A YSP is a bonus paid by a lender to a mortgage broker when a loan is originated at an interest rate higher than the minimum interest rate the lender approved. In Wolski v. Fremont Investment & Loan, 25 Cal. Rptr. 3d 500 (Cal. Ct. App. 2005), a state appellate court held that a YSP should not be included in the definition of points and fees because the lender, not the consumer, pays a YSP, and because the consumer pays excess interest only after loan closing. The Court in Wolski did not take notice of the fact that the California Department of Real Estate has issued a legal opinion on the issue, finding that yield spread premiums were originally intended by the legislature to be included in the points and fees calculation.)

Conclusion

Today we are seeing massive disruptions in the financial markets following years of reckless lending on subprime mortgages. This issue has been prominent in the media recently, but the problems are not new. For years, housing analysts and many policymakers have known that most predatory lending occurs in the subprime market, and that subprime loans too often lead to foreclosure rather than sustainable ownership.

The foreclosure crisis has large potential implications for California.

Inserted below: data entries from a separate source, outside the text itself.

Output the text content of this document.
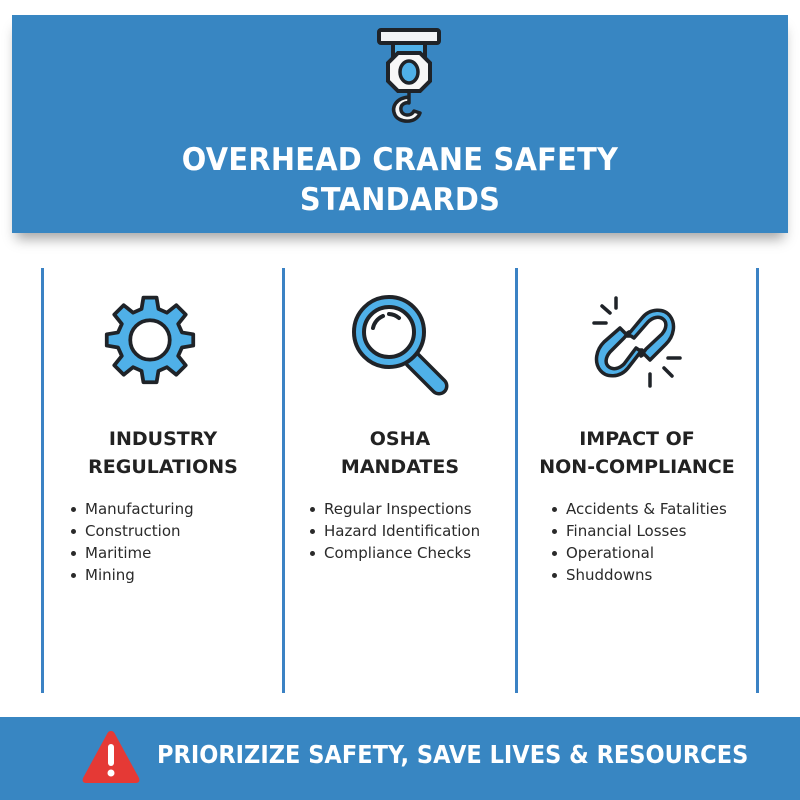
OVERHEAD CRANE SAFETY
STANDARDS
INDUSTRY
REGULATIONS
Manufacturing
Construction
Maritime
Mining
OSHA
MANDATES
Regular Inspections
Hazard Identification
Compliance Checks
IMPACT OF
NON-COMPLIANCE
Accidents & Fatalities
Financial Losses
Operational
Shuddowns
PRIORIZIZE SAFETY, SAVE LIVES & RESOURCES
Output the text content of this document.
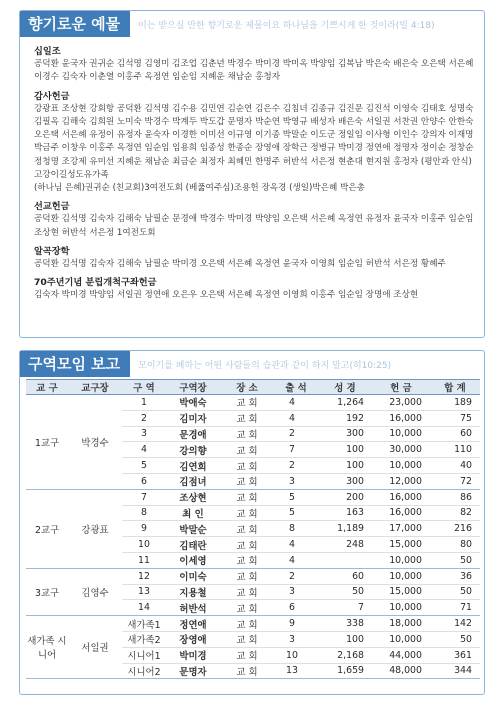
향기로운 예물	이는 받으실 만한 향기로운 제물이요 하나님을 기쁘시게 한 것이라(빌 4:18)
십일조
공덕환 윤국자 권귀순 김석명 김영미 김조업 김춘년 박경수 박미경 박미옥 박양임 김복남 박은숙 배은숙 오은택 서은혜 이경수 김숙자 이춘열 이홍주 옥정연 임순임 지혜운 채남순 홍청자
감사헌금
강광표 조상현 강회항 공덕환 김석명 김수용 김민연 김순연 김은수 김침녀 김종규 김진문 김진석 이영숙 김태호 성명숙 김필옥 김해숙 김희원 노미숙 박경수 박계두 박도갑 문명자 박순연 박영규 배성자 배은숙 서일권 서찬권 안양수 안한숙 오은택 서은혜 유정이 유정자 윤숙자 이경한 이미선 이규영 이기종 박말순 이도군 정일임 이사형 이인수 강의자 이재명 박금주 이창우 이홍주 옥정연 임순임 임용희 임종성 한종순 장영애 장학근 정병규 박미경 정연애 정명자 정이순 정창순 정청명 조강제 유미선 지혜운 채남순 최금순 최정자 최혜민 한명주 허반석 서은정 현춘대 현지원 홍정자 (평안과 안식)고강이길성도유가족
(하나님 은혜)권귀순 (친교회)3여전도회 (베풂여주심)조용헌 장옥경 (생일)박은혜 박은총
선교헌금
공덕환 김석명 김숙자 김해숙 남필순 문경애 박경수 박미경 박양임 오은택 서은혜 옥정연 유정자 윤국자 이홍주 임순임 조상현 허반석 서은정 1여전도회
알곡장학
공덕환 김석명 김숙자 김해숙 남필순 박미경 오은택 서은혜 옥정연 윤국자 이영희 임순임 허반석 서은정 황혜주
70주년기념 분립개척구좌헌금
김숙자 박미경 박양임 서일권 정연애 오은우 오은택 서은혜 옥정연 이영희 이홍주 임순임 장명애 조상현
구역모임 보고	모이기를 폐하는 어떤 사람들의 습관과 같이 하지 말고(히10:25)
교 구	교구장	구 역	구역장	장 소	출 석	성 경	헌 금	합 계
1교구	박경수	1	박애숙	교 회	4	1,264	23,000	189
		2	김미자	교 회	4	192	16,000	75
		3	문경애	교 회	2	300	10,000	60
		4	강의향	교 회	7	100	30,000	110
		5	김연희	교 회	2	100	10,000	40
		6	김점녀	교 회	3	300	12,000	72
2교구	강광표	7	조상현	교 회	5	200	16,000	86
		8	최 인	교 회	5	163	16,000	82
		9	박말순	교 회	8	1,189	17,000	216
		10	김태란	교 회	4	248	15,000	80
		11	이세영	교 회	4		10,000	50
3교구	김영수	12	이미숙	교 회	2	60	10,000	36
		13	지용철	교 회	3	50	15,000	50
		14	허반석	교 회	6	7	10,000	71
새가족 시니어	서일권	새가족1	정연애	교 회	9	338	18,000	142
		새가족2	장영애	교 회	3	100	10,000	50
		시니어1	박미경	교 회	10	2,168	44,000	361
		시니어2	문명자	교 회	13	1,659	48,000	344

Record numbers of borrowers could lose their homes. Declining housing prices could reduce the equity, wealth and spending of homeowners throughout the state. Jobs are already down sharply in the mortgage industry which has been centered in Southern California, but could spread to the home construction sector. And recent turmoil in global credit markets linked to the subprime lending crisis make the prospect of a housing-led recession a real possibility.

While other states have taken action to stem foreclosures and to raise standards on subprime lending, California has yet to enact new provisions. I hope today’s hearing marks a turning point where California will take aggressive action to sustain affordable homeownership and restore investor faith in America’s subprime mortgage markets.